Everyone living in rural Minnesota can insert the names of numerous individuals they know into the story described above. It's no secret that much of the struggles today in our parts of the state -- and throughout rural America in general -- are directly tied to the fact that too many young people are moving away from our small towns and rural areas for "bigger and better opportunities" in the Twin Cities.

If you talk to young people who have moved away, most of them will tell you that they'd love to come back home to raise their own families where they grew up. Unfortunately, they say, the professional jobs back home are few and far between and they pay nowhere near what the jobs pay in the Twin Cities.

It pains me to admit that what our former neighbors are saying about well-paying job opportunities in rural and small-town Minnesota is true. All, however, is not lost.  

While they are still outnumbered by stories of our college graduates moving to the Twin Cities, more and more stories of young professionals from rural Minnesota moving back home are popping up.

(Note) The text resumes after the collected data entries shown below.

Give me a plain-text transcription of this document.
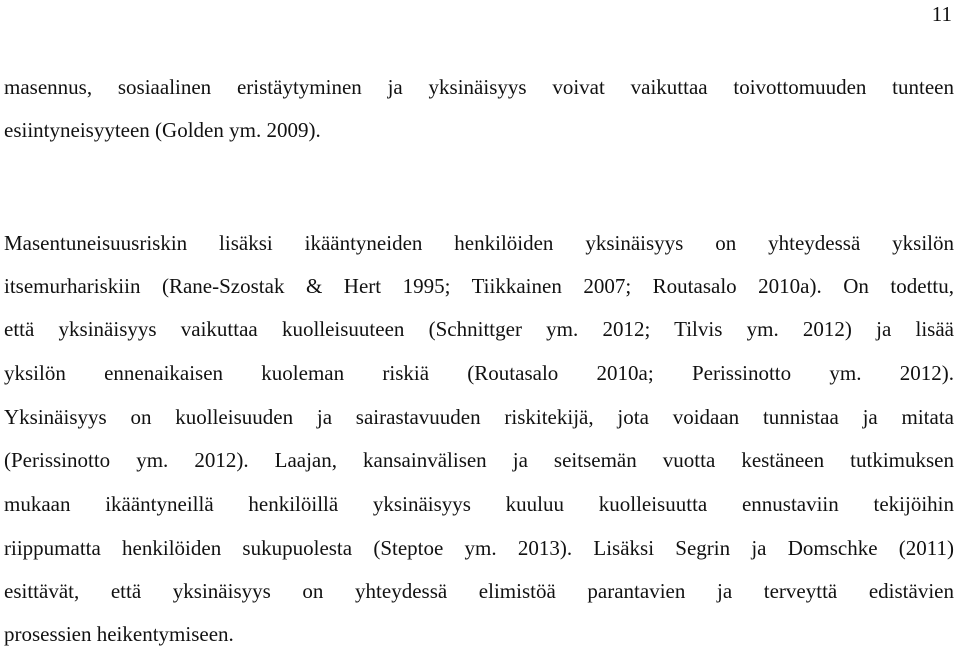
11
masennus, sosiaalinen eristäytyminen ja yksinäisyys voivat vaikuttaa toivottomuuden tunteen
esiintyneisyyteen (Golden ym. 2009).
Masentuneisuusriskin lisäksi ikääntyneiden henkilöiden yksinäisyys on yhteydessä yksilön
itsemurhariskiin (Rane-Szostak & Hert 1995; Tiikkainen 2007; Routasalo 2010a). On todettu,
että yksinäisyys vaikuttaa kuolleisuuteen (Schnittger ym. 2012; Tilvis ym. 2012) ja lisää
yksilön ennenaikaisen kuoleman riskiä (Routasalo 2010a; Perissinotto ym. 2012).
Yksinäisyys on kuolleisuuden ja sairastavuuden riskitekijä, jota voidaan tunnistaa ja mitata
(Perissinotto ym. 2012). Laajan, kansainvälisen ja seitsemän vuotta kestäneen tutkimuksen
mukaan ikääntyneillä henkilöillä yksinäisyys kuuluu kuolleisuutta ennustaviin tekijöihin
riippumatta henkilöiden sukupuolesta (Steptoe ym. 2013). Lisäksi Segrin ja Domschke (2011)
esittävät, että yksinäisyys on yhteydessä elimistöä parantavien ja terveyttä edistävien
prosessien heikentymiseen.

Today, people can work from anywhere if they have access to high-speed Internet service. A woman I know works for a Twin Cities insurance company from her home between St. James and Sleepy Eye. A colleague of my friend works for a Twin Cities public relations agency remotely from his home in Perham, traveling to his office in Bloomington for meetings just once every other week.

High-speed Internet service and telecommuting-friendly Twin Cities employers offer rural Minnesota professionals the best of both worlds: They can have jobs with Twin Cities employers making Twin Cities salaries while living and raising their families in rural Minnesota.

Of course, telecommuting is not an option without high-speed Internet, and too much of rural Minnesota is without this service, or it's too slow or too expensive.

The Minnesota Ultra High-Speed Broadband Task Force -- a 23-member panel of representatives from government, various communities, businesses and telecommunications companies -- recently issued a report calling for everyone in our state to have access to high-speed Internet service, with download speeds of 10-25 megabits per second, by 2015.

This is an ambitious goal, and how we are going to realize it is not yet clear. What's crystal clear, however, is that we must do everything we can to make doing business in rural Minnesota more viable for more people and more companies, and high-speed Internet service can help make this happen.